I made to shrug, even though my shoulders wouldn’t move. “He would if Blackhart ordered him.”
I’d never even met the man, but the way Danielle and Jack feared him, I thought it was a fair assumption.
“I’ll fucking end him.”
Oops.
Chapter Twenty
Ida opened the portal with an angry flicker of her hand, and the next thing I knew, she yanked me through it after her. My feet were barely on the other side when the portal closed.
With her light ball illuminating the way, I tried to look around as she pulled me out of the room we’d arrived in, but I mostly saw the ceiling. Based on its neoclassical motifs, I presumed it was from the 18th century. The walls looked like they were papered during a later era though. But what did I know? I was only a humble antiques dealer—or his assistant.
The furniture I managed to spy from my position near the floor definitely roused my professional interest.
“Ooh, is that a Louis XVI commode? Can we stop? We have a client looking for one.”
But she yanked me so shar
ply by the invisible leash that my head hit the back of her knee and she fell on her stomach with an oomph.
I barely managed to swallow my snicker.
Fine, I laughed.
She pushed herself back on her feet and continued without a word. We were in a hallway that had portraits—mediocre, probably by country painters—on one side, and deep window embrasures on the other. It was a long hallway, with doors to hidden rooms at intervals, and with runners covering the floor—I presumed by the soft thuds her heels made against it.
At the other end, there was a grand staircase, which we took down one floor. I glided down headfirst, with her slowing my descent via her invisible leash.
I guess I should be grateful she didn’t just let go of it and let my weight carry me down.
She entered the first room on the right. I found myself in a large space with a high ceiling that had chubby cherubs painted on it, lots of windows on one side, and magnificent chandeliers with oak leaf crystals offering brilliant light. The floor had to be hardwood, because Ida’s heels made a staccato sound against it as she dragged me deeper.
“Is this a ballroom?”
She paused in the middle. “No, this is where my brother casts his spells.”
“In a ballroom? With cherubs?”
This was not at all what I’d imagined. This was an elegant space from an elegant era, not the lair of an evil mage.
“Where are we anyway?”
“In the Blackhart manor in York,” she said, taking a great deal of pleasure as she announced how far from London we were. It wasn’t quite the remote part of Scottish islands I’d imagined, but it wasn’t exactly within the M25 either that circled Greater London.
“York?”
Was this where my friends had come to as well? If so, where were they now?
“Why here?”
She shrugged. “He owns the place. The portal allows him to travel to London as fast as he pleases.”

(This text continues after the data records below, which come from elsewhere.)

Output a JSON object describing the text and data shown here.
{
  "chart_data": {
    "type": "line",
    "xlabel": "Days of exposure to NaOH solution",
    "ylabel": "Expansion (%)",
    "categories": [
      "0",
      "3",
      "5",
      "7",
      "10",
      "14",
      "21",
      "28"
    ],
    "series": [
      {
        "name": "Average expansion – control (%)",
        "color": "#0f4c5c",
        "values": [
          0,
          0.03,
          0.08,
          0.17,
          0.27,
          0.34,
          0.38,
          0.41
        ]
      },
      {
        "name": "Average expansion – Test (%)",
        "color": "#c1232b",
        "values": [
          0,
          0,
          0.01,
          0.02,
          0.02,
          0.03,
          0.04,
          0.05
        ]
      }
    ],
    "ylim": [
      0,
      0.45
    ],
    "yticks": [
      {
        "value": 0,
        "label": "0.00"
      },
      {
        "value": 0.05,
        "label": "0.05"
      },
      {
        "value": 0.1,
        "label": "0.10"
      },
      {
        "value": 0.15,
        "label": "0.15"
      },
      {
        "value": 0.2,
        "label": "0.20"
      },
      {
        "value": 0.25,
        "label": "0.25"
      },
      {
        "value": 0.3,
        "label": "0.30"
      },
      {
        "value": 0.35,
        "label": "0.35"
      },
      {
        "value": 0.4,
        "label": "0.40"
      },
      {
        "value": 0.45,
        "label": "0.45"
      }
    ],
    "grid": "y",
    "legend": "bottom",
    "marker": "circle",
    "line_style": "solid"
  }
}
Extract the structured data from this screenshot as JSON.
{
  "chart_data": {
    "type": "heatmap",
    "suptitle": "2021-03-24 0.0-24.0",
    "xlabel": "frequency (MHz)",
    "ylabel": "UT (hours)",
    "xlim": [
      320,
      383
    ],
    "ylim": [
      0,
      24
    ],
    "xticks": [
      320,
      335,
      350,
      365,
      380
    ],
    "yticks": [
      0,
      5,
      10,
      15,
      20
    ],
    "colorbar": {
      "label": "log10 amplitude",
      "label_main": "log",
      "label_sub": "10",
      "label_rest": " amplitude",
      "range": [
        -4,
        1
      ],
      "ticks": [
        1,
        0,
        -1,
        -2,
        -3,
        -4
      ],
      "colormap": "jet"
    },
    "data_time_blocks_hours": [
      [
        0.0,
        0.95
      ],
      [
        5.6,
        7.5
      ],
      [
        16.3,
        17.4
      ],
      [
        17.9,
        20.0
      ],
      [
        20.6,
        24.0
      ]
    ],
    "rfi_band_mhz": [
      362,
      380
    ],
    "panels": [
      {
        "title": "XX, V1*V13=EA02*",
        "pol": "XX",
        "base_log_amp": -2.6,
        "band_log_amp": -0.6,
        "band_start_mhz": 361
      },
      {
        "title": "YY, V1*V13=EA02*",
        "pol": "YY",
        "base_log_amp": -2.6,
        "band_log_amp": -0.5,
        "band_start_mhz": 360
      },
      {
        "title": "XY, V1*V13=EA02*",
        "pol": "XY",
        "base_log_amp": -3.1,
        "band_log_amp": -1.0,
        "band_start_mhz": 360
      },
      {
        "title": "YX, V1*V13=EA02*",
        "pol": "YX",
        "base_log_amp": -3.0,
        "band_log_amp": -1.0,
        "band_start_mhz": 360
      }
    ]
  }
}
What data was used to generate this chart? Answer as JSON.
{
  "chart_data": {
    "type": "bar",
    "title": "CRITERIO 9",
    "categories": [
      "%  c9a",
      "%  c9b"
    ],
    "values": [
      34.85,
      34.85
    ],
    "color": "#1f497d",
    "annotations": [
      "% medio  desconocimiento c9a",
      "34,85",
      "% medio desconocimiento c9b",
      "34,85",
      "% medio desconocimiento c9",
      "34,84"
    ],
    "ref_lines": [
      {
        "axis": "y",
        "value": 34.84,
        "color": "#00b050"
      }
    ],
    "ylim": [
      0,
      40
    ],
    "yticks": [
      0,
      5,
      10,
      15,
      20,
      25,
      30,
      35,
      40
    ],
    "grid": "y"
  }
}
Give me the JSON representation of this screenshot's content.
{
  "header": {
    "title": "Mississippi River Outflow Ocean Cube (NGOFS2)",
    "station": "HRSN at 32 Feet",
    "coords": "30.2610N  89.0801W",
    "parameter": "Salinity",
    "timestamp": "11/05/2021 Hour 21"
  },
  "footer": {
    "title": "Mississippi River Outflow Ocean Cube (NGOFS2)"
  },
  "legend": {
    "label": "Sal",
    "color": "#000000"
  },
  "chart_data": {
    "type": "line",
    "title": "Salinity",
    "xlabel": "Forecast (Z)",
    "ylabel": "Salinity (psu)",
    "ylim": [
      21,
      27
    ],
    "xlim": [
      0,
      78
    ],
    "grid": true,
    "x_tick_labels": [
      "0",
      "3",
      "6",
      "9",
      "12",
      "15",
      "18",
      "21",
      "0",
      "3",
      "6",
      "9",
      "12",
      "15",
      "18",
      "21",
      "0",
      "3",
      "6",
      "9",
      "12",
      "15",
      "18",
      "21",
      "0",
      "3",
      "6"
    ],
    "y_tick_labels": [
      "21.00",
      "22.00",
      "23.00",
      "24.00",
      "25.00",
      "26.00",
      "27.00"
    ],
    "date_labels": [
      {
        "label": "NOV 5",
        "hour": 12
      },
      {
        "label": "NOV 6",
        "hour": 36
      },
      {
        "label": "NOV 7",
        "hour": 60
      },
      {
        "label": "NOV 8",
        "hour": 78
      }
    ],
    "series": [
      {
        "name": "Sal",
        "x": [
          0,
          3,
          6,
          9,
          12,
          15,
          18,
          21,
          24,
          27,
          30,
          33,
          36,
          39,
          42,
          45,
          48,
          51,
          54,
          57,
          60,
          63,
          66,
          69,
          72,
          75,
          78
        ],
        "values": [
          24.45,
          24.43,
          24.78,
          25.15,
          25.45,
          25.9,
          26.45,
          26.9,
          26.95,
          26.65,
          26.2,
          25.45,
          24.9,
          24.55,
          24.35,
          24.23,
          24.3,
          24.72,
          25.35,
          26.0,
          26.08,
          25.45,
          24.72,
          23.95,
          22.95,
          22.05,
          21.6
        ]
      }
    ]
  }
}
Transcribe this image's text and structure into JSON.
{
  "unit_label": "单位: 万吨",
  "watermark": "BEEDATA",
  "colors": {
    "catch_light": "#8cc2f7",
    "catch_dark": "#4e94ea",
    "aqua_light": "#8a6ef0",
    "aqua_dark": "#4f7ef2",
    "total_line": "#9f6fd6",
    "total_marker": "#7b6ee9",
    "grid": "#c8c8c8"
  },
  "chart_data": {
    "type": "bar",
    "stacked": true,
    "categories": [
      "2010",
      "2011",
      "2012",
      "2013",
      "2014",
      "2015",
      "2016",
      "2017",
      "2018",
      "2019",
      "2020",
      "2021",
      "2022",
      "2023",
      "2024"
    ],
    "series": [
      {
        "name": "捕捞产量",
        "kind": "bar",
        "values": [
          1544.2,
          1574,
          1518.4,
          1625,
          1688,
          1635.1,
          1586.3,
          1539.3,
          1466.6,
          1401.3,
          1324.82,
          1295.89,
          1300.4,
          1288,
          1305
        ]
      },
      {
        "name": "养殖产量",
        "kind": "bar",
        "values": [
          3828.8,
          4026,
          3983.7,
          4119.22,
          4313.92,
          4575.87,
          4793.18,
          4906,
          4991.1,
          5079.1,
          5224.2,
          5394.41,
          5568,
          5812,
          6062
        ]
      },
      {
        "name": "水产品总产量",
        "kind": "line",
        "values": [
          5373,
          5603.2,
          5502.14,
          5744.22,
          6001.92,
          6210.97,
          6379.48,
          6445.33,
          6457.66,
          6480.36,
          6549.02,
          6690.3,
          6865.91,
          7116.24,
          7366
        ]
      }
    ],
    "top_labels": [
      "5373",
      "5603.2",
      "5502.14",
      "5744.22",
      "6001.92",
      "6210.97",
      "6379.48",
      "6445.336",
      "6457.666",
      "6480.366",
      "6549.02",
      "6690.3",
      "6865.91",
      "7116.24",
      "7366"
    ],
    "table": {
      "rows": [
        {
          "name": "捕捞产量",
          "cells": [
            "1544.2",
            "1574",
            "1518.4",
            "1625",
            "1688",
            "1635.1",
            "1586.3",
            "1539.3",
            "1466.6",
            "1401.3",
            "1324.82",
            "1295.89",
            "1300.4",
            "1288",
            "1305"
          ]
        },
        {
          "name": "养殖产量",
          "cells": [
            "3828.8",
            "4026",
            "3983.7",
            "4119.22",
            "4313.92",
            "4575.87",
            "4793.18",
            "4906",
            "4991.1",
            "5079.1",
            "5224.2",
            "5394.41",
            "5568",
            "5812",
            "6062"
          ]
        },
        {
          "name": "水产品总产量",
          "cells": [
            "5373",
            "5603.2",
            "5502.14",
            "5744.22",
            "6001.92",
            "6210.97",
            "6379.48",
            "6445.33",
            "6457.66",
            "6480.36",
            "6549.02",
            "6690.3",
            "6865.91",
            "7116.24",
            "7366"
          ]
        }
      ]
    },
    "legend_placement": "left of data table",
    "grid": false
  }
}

“So why is the other end hidden under the cemetery?”
“Why are you asking all these questions?” she demanded, leaning over me again.
I looked her straight in the eyes. “I thought we already established I’m curious. And you like to lecture.”
She gave me a fed-up look, but proceeded to answer as she straightened: “It takes a great deal of energy to maintain a permanent portal like that one. Not only would other mages be able to detect it, the cemetery is actually a good source for the energy.”